I wrote a Java program that can load and process my novel. Now having done that load work will enable me to add useful tools in the future, but for now I just did some basic word frequency analysis. Sounds like some nerd fun? And it was.
First, technical stuff and then some results:
Loading it into the program turned out to be more difficult than I expected. Part of the difficulty was how I defined things on the page. When I was younger I’d have told you that anywhere there is a gap between blocks of text then it is a paragraph. In my mind, at least, the concept of a paragraph is stretched out-of-shape by the frequent carriage returns of dialogue.
I’m sure there’s probably a technical term (which I’m happy to be told)., but I didn’t want to research it. So, I solved the problem like any fiction author: I just made words up.
for all time until I find a better name, they shall be known as minor blocks (green) and major blocks (blue). The term paragraph may now be discontinued.
(I suspect I’m already in the process of changing my mind…)

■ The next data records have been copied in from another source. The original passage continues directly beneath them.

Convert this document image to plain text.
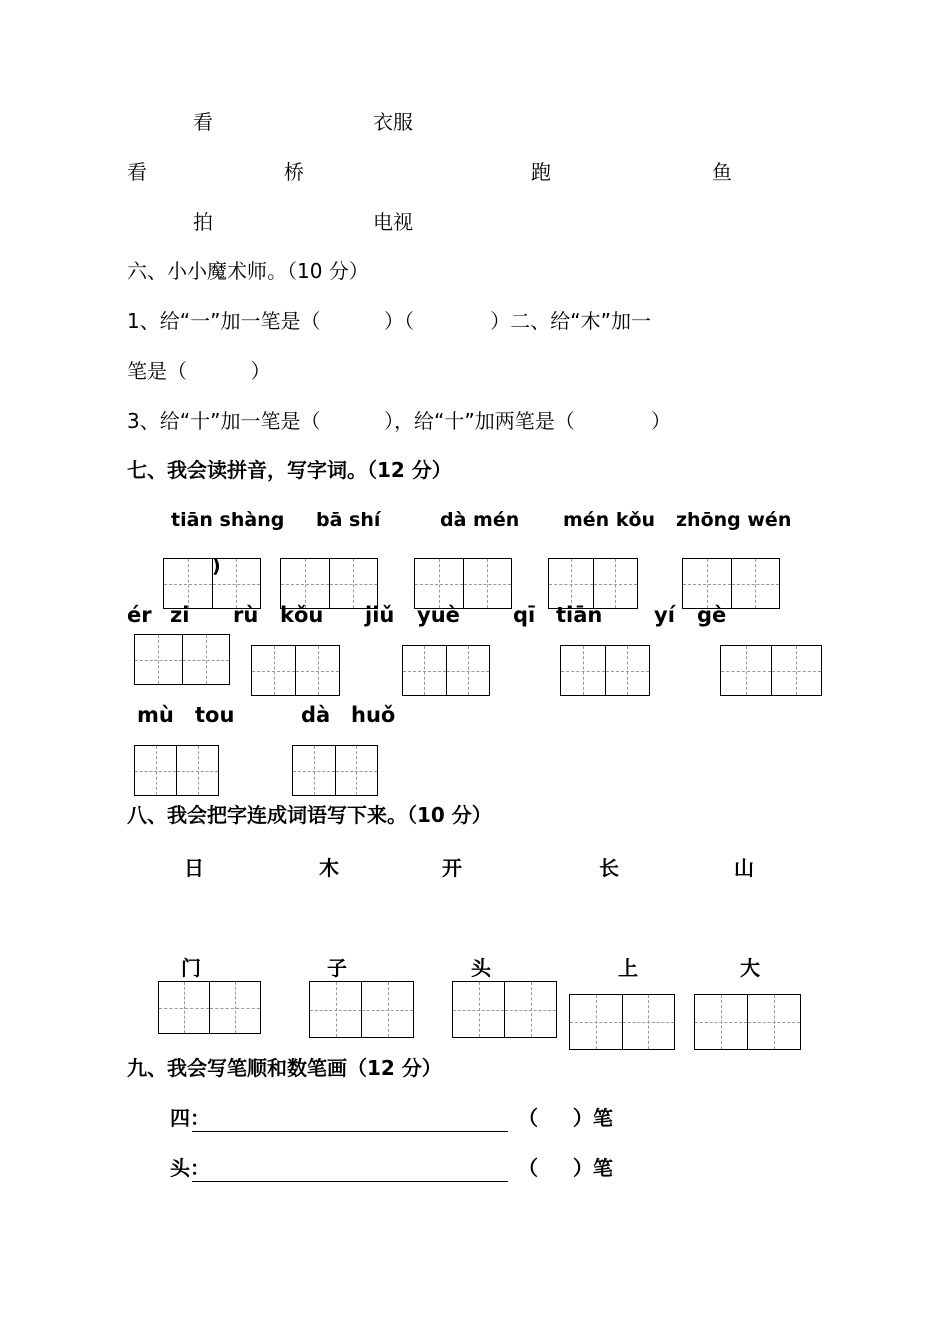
看	衣服
看	桥	跑	鱼
拍	电视
六、小小魔术师。（10 分）
1、给“一”加一笔是（          ）（            ）二、给“木”加一
笔是（          ）
3、给“十”加一笔是（          ），给“十”加两笔是（            ）
七、我会读拼音，写字词。（12 分）
tiān shàng bā shí	dà mén mén kǒu zhōng wén
)
ér zi rù kǒu jiǔ yuè	qī tiān yí gè
mù tou	dà huǒ
八、我会把字连成词语写下来。（10 分）
日	木	开	长	山
门	子	头	上	大
九、我会写笔顺和数笔画（12 分）
四：	（     ）笔
头：	（     ）笔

Before you peruse the results, you might wonder what possible good a function like this might be? (Admittedly at the moment there is too much information). The tool could be used in the following ways:
- There are some words, which are so peculiar or powerful that they should only be used once in a story. This tool will help locate those words. For example: gruesome (0), or horror (4). Wow, there’s a lot of cry (10) / crying (5) going on. I really need to check that… Point proven.
- There are also some words that mean-nothing and should be replaced with more descriptive terms, like interesting (3).
- It could help expose word-use problems. For example, when my characters want to swear they say “frak”. If I find a “frack” or a “fak” then I know I’ve made a mistake.
- Nerdy pleasure (hey, it’s valid for me)
When considering these results please note the following caveats:
- Not all bugs have been ironed out; give me a 5% margin for error.
- Contractions are included (so “don’t” and “do not” is counted as 2 words)
- There are no exclusions yet (“a”, “is” etc are included)
For a novel slightly over 86K words, I was surprised with the results.
- 8,443 unique words
- The top 10 most frequent words account for 18,624 words. (the, to, and, a of, he, you, was, his, I).
- Most frequent words per first letter: Unsurprisingly mostly character names. (A = and; B = be; C = could; D = Danyel; E = even; F = for; G = get; H = he; I = I; J = Jessica; K = Keeshar; L = like; M = Menas; N = not; O = of; P = people; Q = Queen; R = Regent; S = said; T = the; U = up; V = very; W = was; X = Xu; Y = you; Z = Zekkari).
- Everything above 15 characters long was a processing error 🙂